Ja: mam dla ciebie propozycję

Anonim: jaką?

Ja: chcę cię poznać

Anonim: więc poznaj

Anonim: co chcesz jeszcze o mnie wiedzieć?

Ja: nie w ten sposób

Ja: chcę cię poznać osobiście

Ja: chcę się z tobą spotkać

Cisza. Anonim już nie odpisał. Wcześniej ciągle pisał, że boi się spotkania i że mogłabym go znienawidzić, gdyby się wydało kim jest. Wystraszył się, to oczywiste. Ale ja naprawdę chciałam się z nim zobaczyć i nie patrzeć na dalsze konsekwencje. Może zamiast znienawidzić, zyskałabym nowego przyjaciela? Poznanie odpowiedzi, pewnie nie będzie szybkie.

*

Atmosfera w naszej paczce była tak gęsta, że dałoby się ją kroić nożem. Calum razem z Michaelem próbowali ją rozładować swoimi żartami. Bez skutecznie. Jedyną osobą, która się z nich śmiała była Emma. Chyba tylko dlatego reagowała na nie, żeby nie było im przykro. Te żarty była naprawdę beznadziejne.

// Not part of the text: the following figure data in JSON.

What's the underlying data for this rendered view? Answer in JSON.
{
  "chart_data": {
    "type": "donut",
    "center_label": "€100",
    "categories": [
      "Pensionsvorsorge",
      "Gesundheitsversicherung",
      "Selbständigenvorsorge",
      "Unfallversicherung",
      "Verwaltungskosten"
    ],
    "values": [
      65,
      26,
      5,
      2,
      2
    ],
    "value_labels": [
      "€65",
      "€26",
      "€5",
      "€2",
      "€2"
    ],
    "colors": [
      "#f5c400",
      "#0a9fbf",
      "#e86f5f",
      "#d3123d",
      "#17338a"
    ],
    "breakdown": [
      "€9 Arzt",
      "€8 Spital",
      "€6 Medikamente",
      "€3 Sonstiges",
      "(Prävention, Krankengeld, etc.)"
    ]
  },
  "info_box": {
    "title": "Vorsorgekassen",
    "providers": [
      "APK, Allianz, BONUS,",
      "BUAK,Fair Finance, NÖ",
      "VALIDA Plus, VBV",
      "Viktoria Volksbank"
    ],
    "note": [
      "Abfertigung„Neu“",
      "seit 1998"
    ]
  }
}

Ja z Lukiem przebywaliśmy razem z naszymi przyjaciółmi, jednak nie rozmawialiśmy ze sobą. Albo nie wiedzieliśmy, jak mamy po tym co się stało rozmawiać, albo nie mieliśmy o czym w tej chwili gadać. Albo po prostu jedno i drugie.

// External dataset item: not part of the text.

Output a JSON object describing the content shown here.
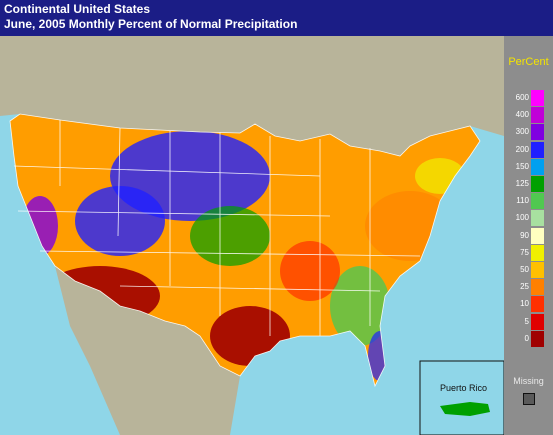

Przytłaczało mnie jego towarzystwo. Nie umiałam wyrzucić z pamięci widoku jego i Ashley. Jeszcze większy smutek sprawiało mi to jak wyglądał. To nie był ten sam chłopak co kiedyś. Oklapnięte włosy, niewyprasowane koszulki, podkrążone oczy, zero uśmiechu na twarzy. Przebojowy i pewny siebie Luke Hemmings przepadł. Widać przeżywał to równie mocno, jak ja.

Coraz częściej zaczynałam rozważać wybaczenie mu. Podświadomość podpowiadała mi, że on tego nie chciał i że żałuje tego co się stało, ale z drugiej strony bałam się, że nigdy o tym nie zapomnę, że to wspomnienie będzie mnie prześladować i przy każdej możliwej kłótni będę mu to wypominać. Bałam się ponownego zranienia.